Combining Spans into Entities: A Neural Two-Stage Approach for Recognizing Discontiguous Entities
This addresses the challenge of entity recognition in medical texts where entities can be discontiguous or overlapping, which is incremental as it builds on existing methods but improves performance.
The paper tackles the problem of recognizing discontiguous and overlapping entities in medical documents by proposing a neural two-stage approach that first detects overlapping spans and then combines them into entities, achieving state-of-the-art performance on a standard dataset without external features.
In medical documents, it is possible that an entity of interest not only contains a discontiguous sequence of words but also overlaps with another entity. Entities of such structures are intrinsically hard to recognize due to the large space of possible entity combinations.

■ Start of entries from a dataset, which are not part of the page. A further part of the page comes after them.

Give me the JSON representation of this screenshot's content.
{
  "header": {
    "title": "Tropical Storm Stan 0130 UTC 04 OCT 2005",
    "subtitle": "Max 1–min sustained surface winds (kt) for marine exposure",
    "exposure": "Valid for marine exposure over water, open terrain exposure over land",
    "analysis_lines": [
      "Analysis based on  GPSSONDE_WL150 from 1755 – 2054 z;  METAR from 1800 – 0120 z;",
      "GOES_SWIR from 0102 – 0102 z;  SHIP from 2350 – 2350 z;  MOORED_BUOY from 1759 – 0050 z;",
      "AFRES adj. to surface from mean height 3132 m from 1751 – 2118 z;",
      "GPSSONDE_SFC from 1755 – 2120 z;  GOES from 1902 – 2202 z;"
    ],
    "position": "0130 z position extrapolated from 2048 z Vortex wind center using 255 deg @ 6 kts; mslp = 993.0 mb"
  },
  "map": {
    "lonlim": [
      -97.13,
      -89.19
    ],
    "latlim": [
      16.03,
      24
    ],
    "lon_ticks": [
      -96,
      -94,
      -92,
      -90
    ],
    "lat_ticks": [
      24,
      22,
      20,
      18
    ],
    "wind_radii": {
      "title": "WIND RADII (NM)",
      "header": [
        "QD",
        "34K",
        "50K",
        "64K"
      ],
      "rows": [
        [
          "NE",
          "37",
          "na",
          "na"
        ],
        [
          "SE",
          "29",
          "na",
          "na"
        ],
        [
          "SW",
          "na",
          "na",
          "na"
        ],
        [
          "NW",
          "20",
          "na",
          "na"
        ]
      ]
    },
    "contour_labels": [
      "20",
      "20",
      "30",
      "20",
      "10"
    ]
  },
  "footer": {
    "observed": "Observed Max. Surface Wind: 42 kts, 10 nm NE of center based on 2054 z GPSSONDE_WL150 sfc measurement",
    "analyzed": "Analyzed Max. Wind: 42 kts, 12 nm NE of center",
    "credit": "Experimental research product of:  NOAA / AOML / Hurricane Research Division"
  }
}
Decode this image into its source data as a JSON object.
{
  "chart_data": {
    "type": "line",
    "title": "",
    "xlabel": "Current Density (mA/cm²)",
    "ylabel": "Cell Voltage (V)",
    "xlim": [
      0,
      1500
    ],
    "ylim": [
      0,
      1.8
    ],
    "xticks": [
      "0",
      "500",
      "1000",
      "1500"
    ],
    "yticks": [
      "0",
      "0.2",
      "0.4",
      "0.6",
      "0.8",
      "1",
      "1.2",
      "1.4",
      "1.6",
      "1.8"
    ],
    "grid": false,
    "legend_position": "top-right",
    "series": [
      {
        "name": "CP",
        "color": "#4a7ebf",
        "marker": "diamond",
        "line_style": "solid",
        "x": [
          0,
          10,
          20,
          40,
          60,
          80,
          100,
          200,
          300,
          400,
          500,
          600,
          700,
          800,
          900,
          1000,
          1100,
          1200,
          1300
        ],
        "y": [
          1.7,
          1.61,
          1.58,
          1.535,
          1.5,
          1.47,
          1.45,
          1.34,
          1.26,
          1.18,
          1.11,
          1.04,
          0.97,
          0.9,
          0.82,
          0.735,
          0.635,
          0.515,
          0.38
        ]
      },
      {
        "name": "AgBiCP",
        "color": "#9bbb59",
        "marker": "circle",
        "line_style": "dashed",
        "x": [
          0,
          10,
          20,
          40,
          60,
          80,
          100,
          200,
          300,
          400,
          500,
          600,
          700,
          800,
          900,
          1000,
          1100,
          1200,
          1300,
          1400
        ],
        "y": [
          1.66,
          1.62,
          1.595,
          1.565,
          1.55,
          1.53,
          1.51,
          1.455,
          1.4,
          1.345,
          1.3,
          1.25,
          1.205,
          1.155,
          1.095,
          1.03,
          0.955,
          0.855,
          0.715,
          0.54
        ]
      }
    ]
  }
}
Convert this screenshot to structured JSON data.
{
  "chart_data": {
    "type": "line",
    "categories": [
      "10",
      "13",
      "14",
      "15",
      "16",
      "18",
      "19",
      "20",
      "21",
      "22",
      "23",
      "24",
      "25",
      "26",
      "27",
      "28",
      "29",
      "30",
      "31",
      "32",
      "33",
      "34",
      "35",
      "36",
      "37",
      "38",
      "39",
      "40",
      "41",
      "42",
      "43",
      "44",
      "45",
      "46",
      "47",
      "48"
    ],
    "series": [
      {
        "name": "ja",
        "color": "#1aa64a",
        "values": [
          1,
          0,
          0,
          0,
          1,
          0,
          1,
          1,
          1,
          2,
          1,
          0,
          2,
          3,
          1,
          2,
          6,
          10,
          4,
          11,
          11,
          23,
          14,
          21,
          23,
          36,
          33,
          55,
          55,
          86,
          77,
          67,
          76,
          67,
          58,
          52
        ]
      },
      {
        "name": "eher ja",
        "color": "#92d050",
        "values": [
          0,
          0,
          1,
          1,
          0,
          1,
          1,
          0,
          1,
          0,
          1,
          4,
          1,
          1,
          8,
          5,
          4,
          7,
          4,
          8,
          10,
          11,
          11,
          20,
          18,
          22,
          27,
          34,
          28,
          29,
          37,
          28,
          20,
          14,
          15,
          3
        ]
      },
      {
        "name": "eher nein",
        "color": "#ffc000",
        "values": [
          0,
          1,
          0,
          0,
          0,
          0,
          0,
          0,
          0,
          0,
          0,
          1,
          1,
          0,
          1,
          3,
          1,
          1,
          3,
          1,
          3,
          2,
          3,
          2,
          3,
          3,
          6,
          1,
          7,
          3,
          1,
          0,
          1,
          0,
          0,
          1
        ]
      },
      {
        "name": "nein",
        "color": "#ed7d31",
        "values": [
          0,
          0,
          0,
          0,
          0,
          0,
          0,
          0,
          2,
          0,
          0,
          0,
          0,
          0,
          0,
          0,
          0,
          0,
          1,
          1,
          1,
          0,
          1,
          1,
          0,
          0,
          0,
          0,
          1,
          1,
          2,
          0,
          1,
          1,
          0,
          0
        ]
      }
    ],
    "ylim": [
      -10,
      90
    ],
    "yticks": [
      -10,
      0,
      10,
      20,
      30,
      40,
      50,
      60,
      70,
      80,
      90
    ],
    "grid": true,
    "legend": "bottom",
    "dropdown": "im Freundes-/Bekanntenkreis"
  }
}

In this work, we propose a neural two-stage approach to recognize discontiguous and overlapping entities by decomposing this problem into two subtasks: 1) it first detects all the overlapping spans that either form entities on their own or present as segments of discontiguous entities, based on the representation of segmental hypergraph, 2) next it learns to combine these segments into discontiguous entities with a classifier, which filters out other incorrect combinations of segments. Two neural components are designed for these subtasks respectively and they are learned jointly using a shared encoder for text. Our model achieves the state-of-the-art performance in a standard dataset, even in the absence of external features that previous methods used.